MotoGP Brasil 2026 menjadi akhir pekan yang sulit bagi Ducati. Pabrikan asal Borgo Panigale itu harus mengakui keunggulan Aprilia Racing yang tampil dominan.

Pembalap Marco Bezzecchi sukses meraih kemenangan, diikuti rekan setimnya Jorge Martin yang mengamankan posisi kedua, memastikan finis 1-2 untuk Aprilia. Bahkan, tiga motor RS-GP berhasil menembus lima besar.

Sementara itu, hasil terbaik Ducati diraih oleh pembalap VR46 Racing Team, Fabio Di Giannantonio di posisi ketiga, diikuti Marquez di posisi keempat.

Marquez sejatinya berpeluang naik podium, namun kesalahan kecil di Tikungan 12 membuatnya kehilangan posisi. Permukaan lintasan yang mulai rusak menciptakan banyak “marbles” (butiran aspal), yang membuatnya melebar dan memberi celah bagi Di Giannantonio untuk menyalip.

Ia akhirnya finis di posisi keempat, terpaut tipis 0,309 detik dari Di Giannantonio, dan hanya 0,549 detik dari Martin di posisi kedua.

Kondisi lintasan yang memburuk bahkan memaksa penyelenggara memangkas jumlah lap balapan dari 31 menjadi 23 lap demi alasan keselamatan.

GP26 Bermasalah, Marquez Ubah Gaya Balap

Performa GP26 yang belum optimal menjadi perhatian utama Ducati. Tim mengakui bahwa motor terbaru mereka belum mampu menandingi performa Aprilia RS-GP, terutama dalam hal stabilitas bagian belakang.

Masalah ini membuat Marquez harus mengubah pendekatan yang sebelumnya sukses membawanya meraih gelar juara dunia 2025. Berbeda dengan musim lalu—di mana ia jarang mengubah setelan motor—kali ini Marquez melakukan banyak penyesuaian sepanjang akhir pekan di Brasil.

“Memang benar saya tidak mengendarai motor dengan cara yang saya inginkan,” ujar Marquez.

Ia juga terlihat menyesuaikan posisi tubuh dan gaya berkendara demi mengimbangi karakter GP26 yang belum stabil, khususnya saat akselerasi keluar tikungan.

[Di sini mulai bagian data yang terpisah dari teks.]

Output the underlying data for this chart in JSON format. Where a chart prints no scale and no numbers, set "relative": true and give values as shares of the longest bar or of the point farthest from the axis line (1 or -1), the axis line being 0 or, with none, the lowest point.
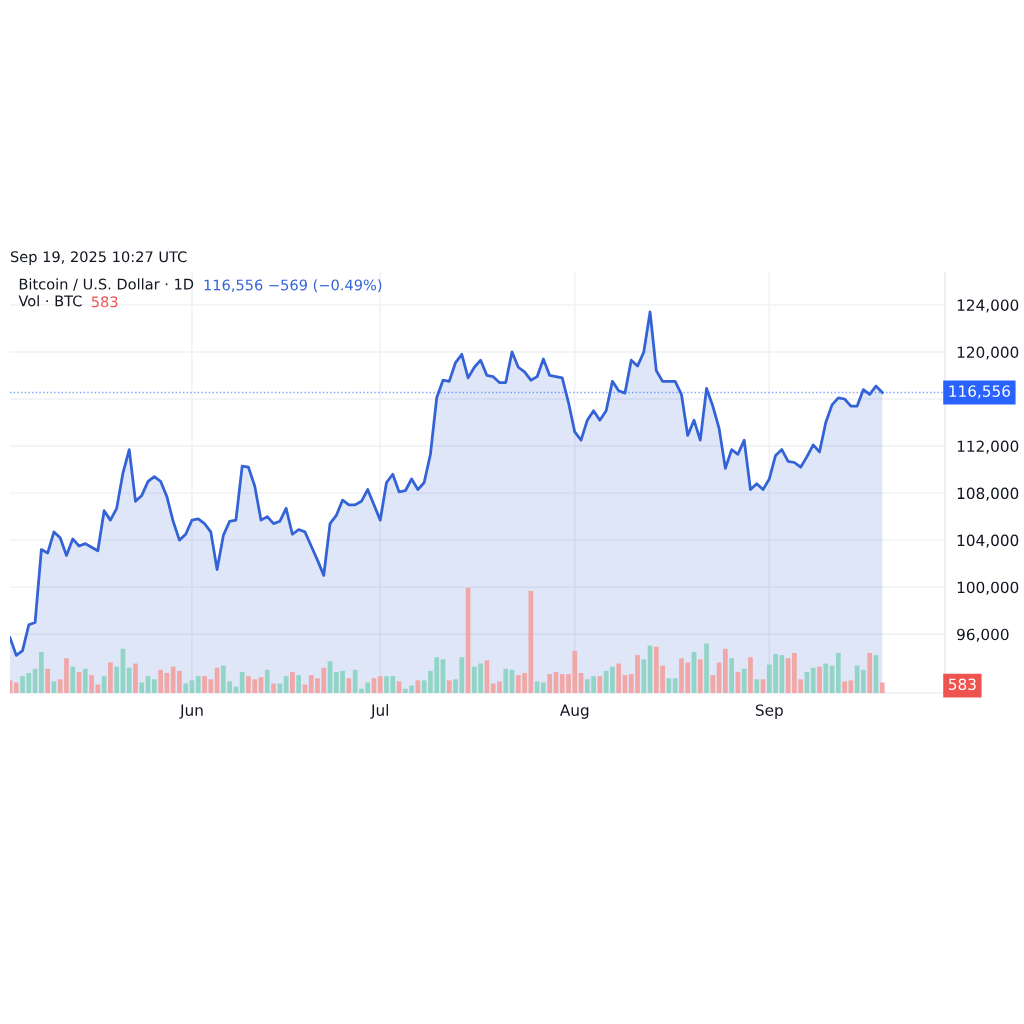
{
  "chart_data": [
    {
      "type": "area",
      "title": "Bitcoin / U.S. Dollar · 1D",
      "annotations": [
        "Sep 19, 2025 10:27 UTC",
        "116,556 −569 (−0.49%)"
      ],
      "x": [
        "2025-05-03",
        "2025-05-04",
        "2025-05-05",
        "2025-05-06",
        "2025-05-07",
        "2025-05-08",
        "2025-05-09",
        "2025-05-10",
        "2025-05-11",
        "2025-05-12",
        "2025-05-13",
        "2025-05-14",
        "2025-05-15",
        "2025-05-16",
        "2025-05-17",
        "2025-05-18",
        "2025-05-19",
        "2025-05-20",
        "2025-05-21",
        "2025-05-22",
        "2025-05-23",
        "2025-05-24",
        "2025-05-25",
        "2025-05-26",
        "2025-05-27",
        "2025-05-28",
        "2025-05-29",
        "2025-05-30",
        "2025-05-31",
        "2025-06-01",
        "2025-06-02",
        "2025-06-03",
        "2025-06-04",
        "2025-06-05",
        "2025-06-06",
        "2025-06-07",
        "2025-06-08",
        "2025-06-09",
        "2025-06-10",
        "2025-06-11",
        "2025-06-12",
        "2025-06-13",
        "2025-06-14",
        "2025-06-15",
        "2025-06-16",
        "2025-06-17",
        "2025-06-18",
        "2025-06-19",
        "2025-06-20",
        "2025-06-21",
        "2025-06-22",
        "2025-06-23",
        "2025-06-24",
        "2025-06-25",
        "2025-06-26",
        "2025-06-27",
        "2025-06-28",
        "2025-06-29",
        "2025-06-30",
        "2025-07-01",
        "2025-07-02",
        "2025-07-03",
        "2025-07-04",
        "2025-07-05",
        "2025-07-06",
        "2025-07-07",
        "2025-07-08",
        "2025-07-09",
        "2025-07-10",
        "2025-07-11",
        "2025-07-12",
        "2025-07-13",
        "2025-07-14",
        "2025-07-15",
        "2025-07-16",
        "2025-07-17",
        "2025-07-18",
        "2025-07-19",
        "2025-07-20",
        "2025-07-21",
        "2025-07-22",
        "2025-07-23",
        "2025-07-24",
        "2025-07-25",
        "2025-07-26",
        "2025-07-27",
        "2025-07-28",
        "2025-07-29",
        "2025-07-30",
        "2025-07-31",
        "2025-08-01",
        "2025-08-02",
        "2025-08-03",
        "2025-08-04",
        "2025-08-05",
        "2025-08-06",
        "2025-08-07",
        "2025-08-08",
        "2025-08-09",
        "2025-08-10",
        "2025-08-11",
        "2025-08-12",
        "2025-08-13",
        "2025-08-14",
        "2025-08-15",
        "2025-08-16",
        "2025-08-17",
        "2025-08-18",
        "2025-08-19",
        "2025-08-20",
        "2025-08-21",
        "2025-08-22",
        "2025-08-23",
        "2025-08-24",
        "2025-08-25",
        "2025-08-26",
        "2025-08-27",
        "2025-08-28",
        "2025-08-29",
        "2025-08-30",
        "2025-08-31",
        "2025-09-01",
        "2025-09-02",
        "2025-09-03",
        "2025-09-04",
        "2025-09-05",
        "2025-09-06",
        "2025-09-07",
        "2025-09-08",
        "2025-09-09",
        "2025-09-10",
        "2025-09-11",
        "2025-09-12",
        "2025-09-13",
        "2025-09-14",
        "2025-09-15",
        "2025-09-16",
        "2025-09-17",
        "2025-09-18",
        "2025-09-19"
      ],
      "series": [
        {
          "color": "#3363d6",
          "values": [
            95700,
            94200,
            94600,
            96800,
            97000,
            103200,
            102900,
            104700,
            104200,
            102700,
            104100,
            103500,
            103700,
            103400,
            103100,
            106500,
            105700,
            106700,
            109700,
            111700,
            107300,
            107800,
            109000,
            109400,
            109000,
            107700,
            105600,
            104000,
            104500,
            105700,
            105800,
            105400,
            104700,
            101500,
            104400,
            105600,
            105700,
            110300,
            110200,
            108600,
            105700,
            106000,
            105400,
            105600,
            106700,
            104500,
            104900,
            104700,
            103500,
            102300,
            101000,
            105400,
            106100,
            107400,
            107000,
            107000,
            107300,
            108300,
            107000,
            105700,
            108900,
            109600,
            108100,
            108200,
            109200,
            108300,
            108900,
            111300,
            116100,
            117600,
            117500,
            119100,
            119800,
            117800,
            118700,
            119300,
            118000,
            117900,
            117400,
            117400,
            120000,
            118700,
            118300,
            117600,
            117900,
            119400,
            118000,
            117900,
            117800,
            115700,
            113200,
            112500,
            114200,
            115000,
            114200,
            115000,
            117500,
            116700,
            116500,
            119300,
            118800,
            120000,
            123400,
            118400,
            117500,
            117500,
            117500,
            116400,
            112900,
            114200,
            112500,
            116900,
            115400,
            113500,
            110100,
            111700,
            111300,
            112500,
            108300,
            108800,
            108300,
            109200,
            111200,
            111700,
            110700,
            110600,
            110200,
            111100,
            112100,
            111500,
            114000,
            115500,
            116100,
            116000,
            115400,
            115400,
            116800,
            116400,
            117100,
            116556
          ]
        }
      ],
      "xlim": [
        "2025-05-03",
        "2025-09-29"
      ],
      "xticks": [
        {
          "value": "2025-06-01",
          "label": "Jun"
        },
        {
          "value": "2025-07-01",
          "label": "Jul"
        },
        {
          "value": "2025-08-01",
          "label": "Aug"
        },
        {
          "value": "2025-09-01",
          "label": "Sep"
        }
      ],
      "ylim": [
        91000,
        126800
      ],
      "yticks": [
        {
          "value": 96000,
          "label": "96,000"
        },
        {
          "value": 100000,
          "label": "100,000"
        },
        {
          "value": 104000,
          "label": "104,000"
        },
        {
          "value": 108000,
          "label": "108,000"
        },
        {
          "value": 112000,
          "label": "112,000"
        },
        {
          "value": 116000,
          "label": null
        },
        {
          "value": 120000,
          "label": "120,000"
        },
        {
          "value": 124000,
          "label": "124,000"
        }
      ],
      "ref_lines": [
        {
          "axis": "y",
          "value": 116556,
          "label": "116,556",
          "color": "#2962ff",
          "line_style": "dotted"
        }
      ],
      "grid": true
    },
    {
      "type": "bar",
      "relative": true,
      "title": "Vol · BTC",
      "annotations": [
        "583",
        "583"
      ],
      "tick_labels": false,
      "xlim": [
        "2025-05-03",
        "2025-09-29"
      ],
      "x": [
        "2025-05-03",
        "2025-05-04",
        "2025-05-05",
        "2025-05-06",
        "2025-05-07",
        "2025-05-08",
        "2025-05-09",
        "2025-05-10",
        "2025-05-11",
        "2025-05-12",
        "2025-05-13",
        "2025-05-14",
        "2025-05-15",
        "2025-05-16",
        "2025-05-17",
        "2025-05-18",
        "2025-05-19",
        "2025-05-20",
        "2025-05-21",
        "2025-05-22",
        "2025-05-23",
        "2025-05-24",
        "2025-05-25",
        "2025-05-26",
        "2025-05-27",
        "2025-05-28",
        "2025-05-29",
        "2025-05-30",
        "2025-05-31",
        "2025-06-01",
        "2025-06-02",
        "2025-06-03",
        "2025-06-04",
        "2025-06-05",
        "2025-06-06",
        "2025-06-07",
        "2025-06-08",
        "2025-06-09",
        "2025-06-10",
        "2025-06-11",
        "2025-06-12",
        "2025-06-13",
        "2025-06-14",
        "2025-06-15",
        "2025-06-16",
        "2025-06-17",
        "2025-06-18",
        "2025-06-19",
        "2025-06-20",
        "2025-06-21",
        "2025-06-22",
        "2025-06-23",
        "2025-06-24",
        "2025-06-25",
        "2025-06-26",
        "2025-06-27",
        "2025-06-28",
        "2025-06-29",
        "2025-06-30",
        "2025-07-01",
        "2025-07-02",
        "2025-07-03",
        "2025-07-04",
        "2025-07-05",
        "2025-07-06",
        "2025-07-07",
        "2025-07-08",
        "2025-07-09",
        "2025-07-10",
        "2025-07-11",
        "2025-07-12",
        "2025-07-13",
        "2025-07-14",
        "2025-07-15",
        "2025-07-16",
        "2025-07-17",
        "2025-07-18",
        "2025-07-19",
        "2025-07-20",
        "2025-07-21",
        "2025-07-22",
        "2025-07-23",
        "2025-07-24",
        "2025-07-25",
        "2025-07-26",
        "2025-07-27",
        "2025-07-28",
        "2025-07-29",
        "2025-07-30",
        "2025-07-31",
        "2025-08-01",
        "2025-08-02",
        "2025-08-03",
        "2025-08-04",
        "2025-08-05",
        "2025-08-06",
        "2025-08-07",
        "2025-08-08",
        "2025-08-09",
        "2025-08-10",
        "2025-08-11",
        "2025-08-12",
        "2025-08-13",
        "2025-08-14",
        "2025-08-15",
        "2025-08-16",
        "2025-08-17",
        "2025-08-18",
        "2025-08-19",
        "2025-08-20",
        "2025-08-21",
        "2025-08-22",
        "2025-08-23",
        "2025-08-24",
        "2025-08-25",
        "2025-08-26",
        "2025-08-27",
        "2025-08-28",
        "2025-08-29",
        "2025-08-30",
        "2025-08-31",
        "2025-09-01",
        "2025-09-02",
        "2025-09-03",
        "2025-09-04",
        "2025-09-05",
        "2025-09-06",
        "2025-09-07",
        "2025-09-08",
        "2025-09-09",
        "2025-09-10",
        "2025-09-11",
        "2025-09-12",
        "2025-09-13",
        "2025-09-14",
        "2025-09-15",
        "2025-09-16",
        "2025-09-17",
        "2025-09-18",
        "2025-09-19"
      ],
      "values": [
        0.12,
        0.1,
        0.16,
        0.19,
        0.23,
        0.39,
        0.23,
        0.11,
        0.13,
        0.33,
        0.25,
        0.2,
        0.23,
        0.17,
        0.08,
        0.16,
        0.29,
        0.25,
        0.42,
        0.24,
        0.28,
        0.1,
        0.16,
        0.13,
        0.22,
        0.19,
        0.25,
        0.21,
        0.09,
        0.12,
        0.16,
        0.16,
        0.13,
        0.24,
        0.26,
        0.11,
        0.06,
        0.2,
        0.16,
        0.13,
        0.15,
        0.22,
        0.09,
        0.09,
        0.16,
        0.2,
        0.17,
        0.08,
        0.17,
        0.14,
        0.24,
        0.3,
        0.2,
        0.21,
        0.14,
        0.22,
        0.04,
        0.1,
        0.14,
        0.16,
        0.16,
        0.16,
        0.11,
        0.04,
        0.07,
        0.12,
        0.12,
        0.21,
        0.34,
        0.32,
        0.12,
        0.13,
        0.34,
        1,
        0.25,
        0.28,
        0.31,
        0.09,
        0.11,
        0.23,
        0.22,
        0.17,
        0.19,
        0.97,
        0.11,
        0.1,
        0.18,
        0.2,
        0.18,
        0.18,
        0.4,
        0.19,
        0.13,
        0.16,
        0.16,
        0.21,
        0.25,
        0.28,
        0.17,
        0.18,
        0.36,
        0.32,
        0.45,
        0.44,
        0.26,
        0.14,
        0.14,
        0.33,
        0.29,
        0.39,
        0.32,
        0.47,
        0.17,
        0.29,
        0.42,
        0.33,
        0.2,
        0.23,
        0.34,
        0.13,
        0.13,
        0.27,
        0.37,
        0.36,
        0.33,
        0.38,
        0.13,
        0.2,
        0.24,
        0.25,
        0.28,
        0.26,
        0.38,
        0.11,
        0.12,
        0.26,
        0.22,
        0.38,
        0.36,
        0.1
      ],
      "colors": [
        "#f1a7a6",
        "#f1a7a6",
        "#92d4c6",
        "#92d4c6",
        "#92d4c6",
        "#92d4c6",
        "#f1a7a6",
        "#92d4c6",
        "#f1a7a6",
        "#f1a7a6",
        "#92d4c6",
        "#f1a7a6",
        "#92d4c6",
        "#f1a7a6",
        "#f1a7a6",
        "#92d4c6",
        "#f1a7a6",
        "#92d4c6",
        "#92d4c6",
        "#92d4c6",
        "#f1a7a6",
        "#92d4c6",
        "#92d4c6",
        "#92d4c6",
        "#f1a7a6",
        "#f1a7a6",
        "#f1a7a6",
        "#f1a7a6",
        "#92d4c6",
        "#92d4c6",
        "#92d4c6",
        "#f1a7a6",
        "#f1a7a6",
        "#f1a7a6",
        "#92d4c6",
        "#92d4c6",
        "#92d4c6",
        "#92d4c6",
        "#f1a7a6",
        "#f1a7a6",
        "#f1a7a6",
        "#92d4c6",
        "#f1a7a6",
        "#92d4c6",
        "#92d4c6",
        "#f1a7a6",
        "#92d4c6",
        "#f1a7a6",
        "#f1a7a6",
        "#f1a7a6",
        "#f1a7a6",
        "#92d4c6",
        "#92d4c6",
        "#92d4c6",
        "#f1a7a6",
        "#92d4c6",
        "#92d4c6",
        "#92d4c6",
        "#f1a7a6",
        "#f1a7a6",
        "#92d4c6",
        "#92d4c6",
        "#f1a7a6",
        "#92d4c6",
        "#92d4c6",
        "#f1a7a6",
        "#92d4c6",
        "#92d4c6",
        "#92d4c6",
        "#92d4c6",
        "#f1a7a6",
        "#92d4c6",
        "#92d4c6",
        "#f1a7a6",
        "#92d4c6",
        "#92d4c6",
        "#f1a7a6",
        "#f1a7a6",
        "#f1a7a6",
        "#92d4c6",
        "#92d4c6",
        "#f1a7a6",
        "#f1a7a6",
        "#f1a7a6",
        "#92d4c6",
        "#92d4c6",
        "#f1a7a6",
        "#f1a7a6",
        "#f1a7a6",
        "#f1a7a6",
        "#f1a7a6",
        "#f1a7a6",
        "#92d4c6",
        "#92d4c6",
        "#f1a7a6",
        "#92d4c6",
        "#92d4c6",
        "#f1a7a6",
        "#f1a7a6",
        "#f1a7a6",
        "#f1a7a6",
        "#92d4c6",
        "#92d4c6",
        "#f1a7a6",
        "#f1a7a6",
        "#92d4c6",
        "#92d4c6",
        "#f1a7a6",
        "#f1a7a6",
        "#92d4c6",
        "#f1a7a6",
        "#92d4c6",
        "#f1a7a6",
        "#f1a7a6",
        "#f1a7a6",
        "#92d4c6",
        "#f1a7a6",
        "#92d4c6",
        "#f1a7a6",
        "#92d4c6",
        "#f1a7a6",
        "#92d4c6",
        "#92d4c6",
        "#92d4c6",
        "#f1a7a6",
        "#f1a7a6",
        "#f1a7a6",
        "#92d4c6",
        "#92d4c6",
        "#f1a7a6",
        "#92d4c6",
        "#92d4c6",
        "#92d4c6",
        "#f1a7a6",
        "#f1a7a6",
        "#92d4c6",
        "#92d4c6",
        "#f1a7a6",
        "#92d4c6",
        "#f1a7a6"
      ]
    }
  ]
}
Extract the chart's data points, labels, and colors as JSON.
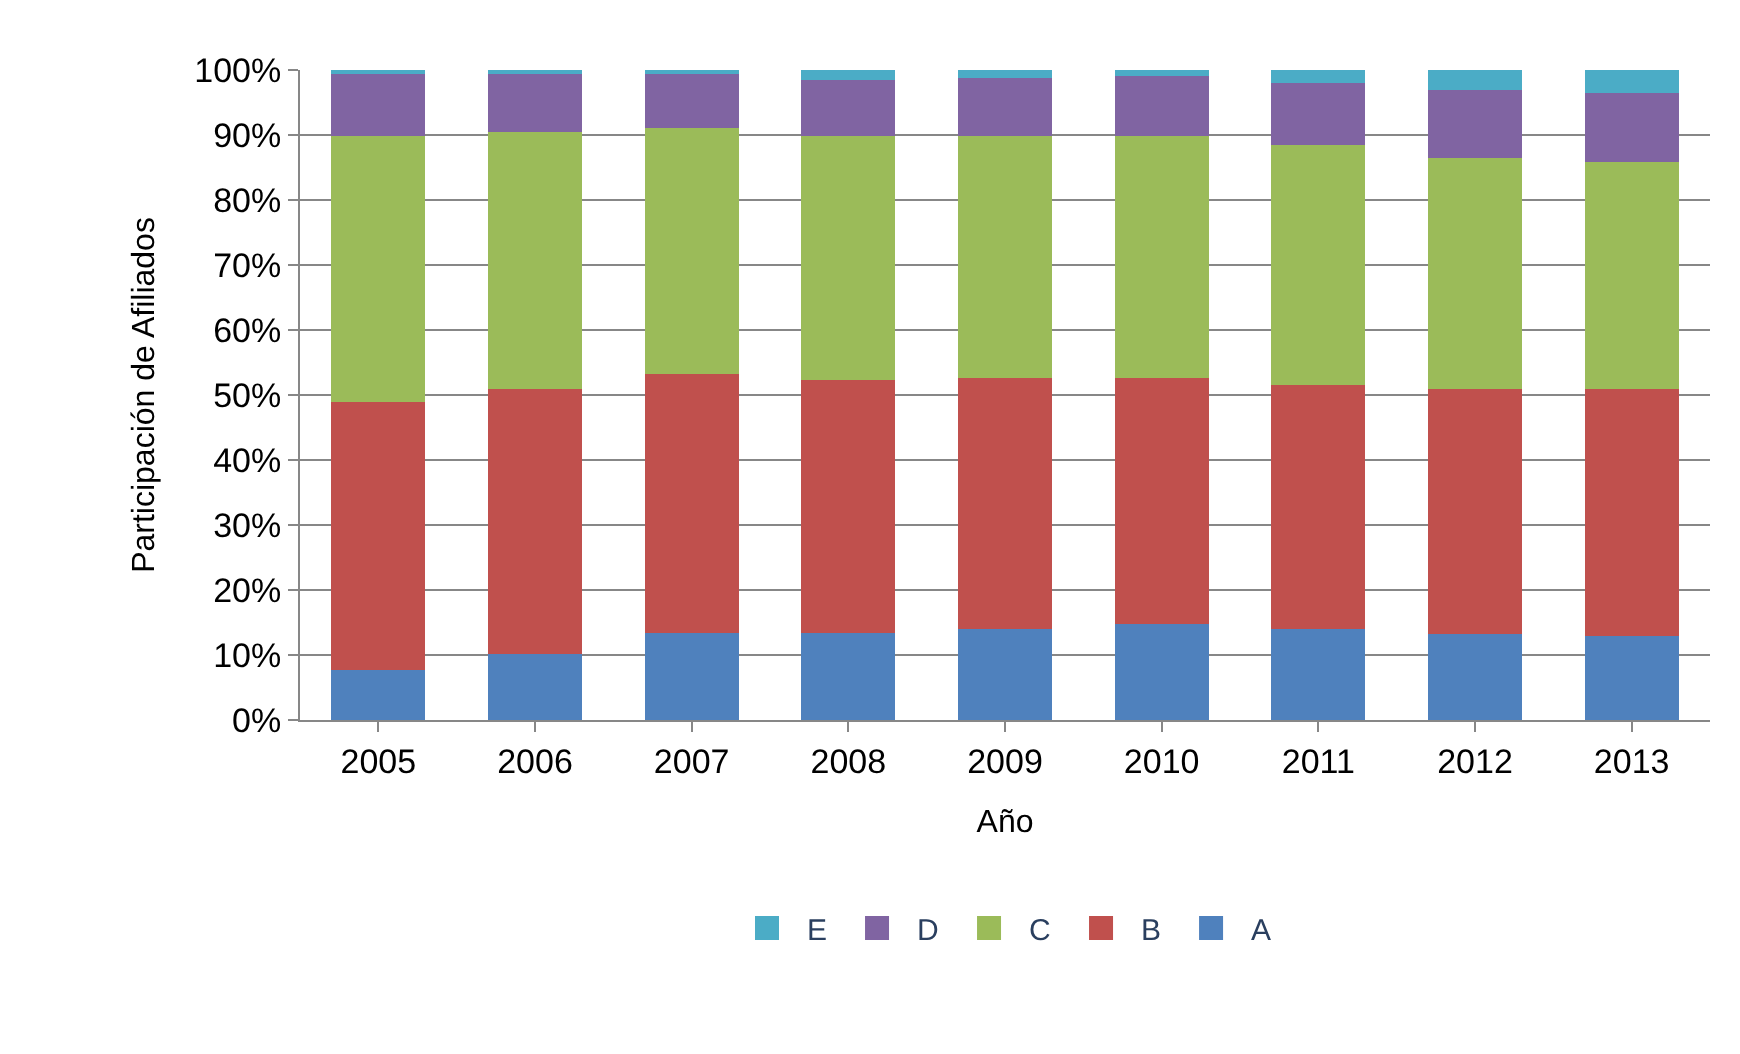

Ducati Fokus Perbaikan, Upgrade Disiapkan

Ducati kini fokus melakukan pengembangan pada sektor belakang motor untuk meningkatkan grip dan stabilitas. Sejumlah perubahan telah diuji di Brasil, namun hasilnya belum maksimal.

Pabrikan asal Italia itu menargetkan pembaruan (upgrade) GP26 bisa diperkenalkan pada seri Grand Prix Spanyol di Sirkuit Jerez, atau setidaknya saat tes resmi pascabalapan.

Langkah ini diharapkan dapat memberikan data lebih komprehensif untuk memperbaiki kelemahan motor.

Setelah Brasil, perhatian kini beralih ke seri berikutnya di Circuit of the Americas (COTA), Amerika Serikat. Sirkuit ini merupakan salah satu trek favorit Marquez, di mana ia telah meraih tujuh kemenangan di kelas MotoGP.

Namun, pembalap asal Spanyol itu belum pernah menang lagi di Austin sejak 2021, sehingga balapan mendatang akan menjadi ujian penting bagi Ducati dan Marquez untuk membuktikan efektivitas perubahan yang telah dilakukan.

Adaptasi dan Kondisi Fisik Jadi Faktor

Selain faktor teknis, kondisi fisik Marquez juga turut berpengaruh. Ia diketahui masih dalam proses pemulihan setelah menjalani operasi bahu, yang sempat memengaruhi performanya di awal musim, termasuk di Thailand.

Meski demikian, sejumlah pengamat melihat peningkatan adaptasi Marquez di Brasil, terutama dalam menyesuaikan gaya balap dengan karakter GP26.

Dengan kombinasi perubahan teknis dan adaptasi pembalap, Ducati berharap bisa segera bangkit dan kembali bersaing di papan atas MotoGP 2026.